This PR - #817 introduces the dora-lmdeploy node, which leverages LMDeploy's Turbomind engine for efficient inference of large language models. It supports both text and image inputs, making it suitable for multimodal tasks.

Key Features

Efficient Inference: Optimized for CUDA performance using Turbomind.
Multimodal Support: Handles text and image inputs.
Configurable Models: Supports various models like InternLM and Qwen.
Conversation History: Maintains context for responses.

Configuration Example

env:
  MODEL_NAME: "internlm/internlm2-7b"
  MAX_LENGTH: 2048
  TEMPERATURE: 0.7
  TURBOMIND_CACHE_DIR: "./workspace"

Testing Status

The node is under working condition; however, testing is pending due to an incompatible version of LMDeploy with my Mac. I am currently working on finding a solution to resolve this issue.

Checklist

[x] Added tests
[x] Updated documentation
[ ] Example configurations included

Mar 24 '25 14:03 7SOMAY

@haixuanTao, The lmdeploy doesn't support the macos platform.
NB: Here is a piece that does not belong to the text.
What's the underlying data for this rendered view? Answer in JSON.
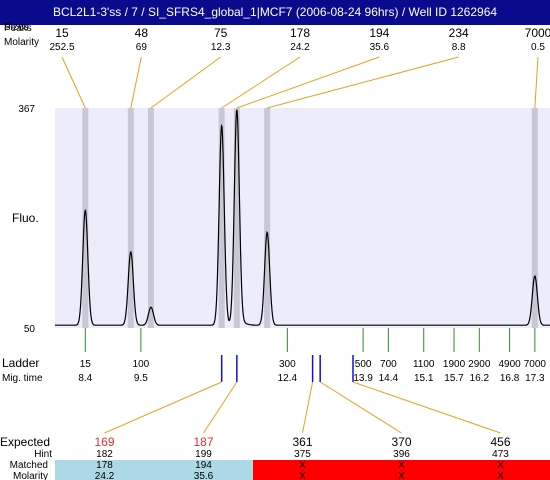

What should be the way I should handle that? Can I make it available for windows and linux?

Mar 25 '25 14:03 7SOMAY

Please refer this Issue: https://github.com/InternLM/MindSearch/issues/46

Potential solution: https://github.com/InternLM/MindSearch/issues/46#issuecomment-2343880680

Mar 25 '25 14:03 7SOMAY

I think it would be better to implement this using a compatible OS otherwise it's going to be very hard to debug

Mar 26 '25 12:03 haixuanTao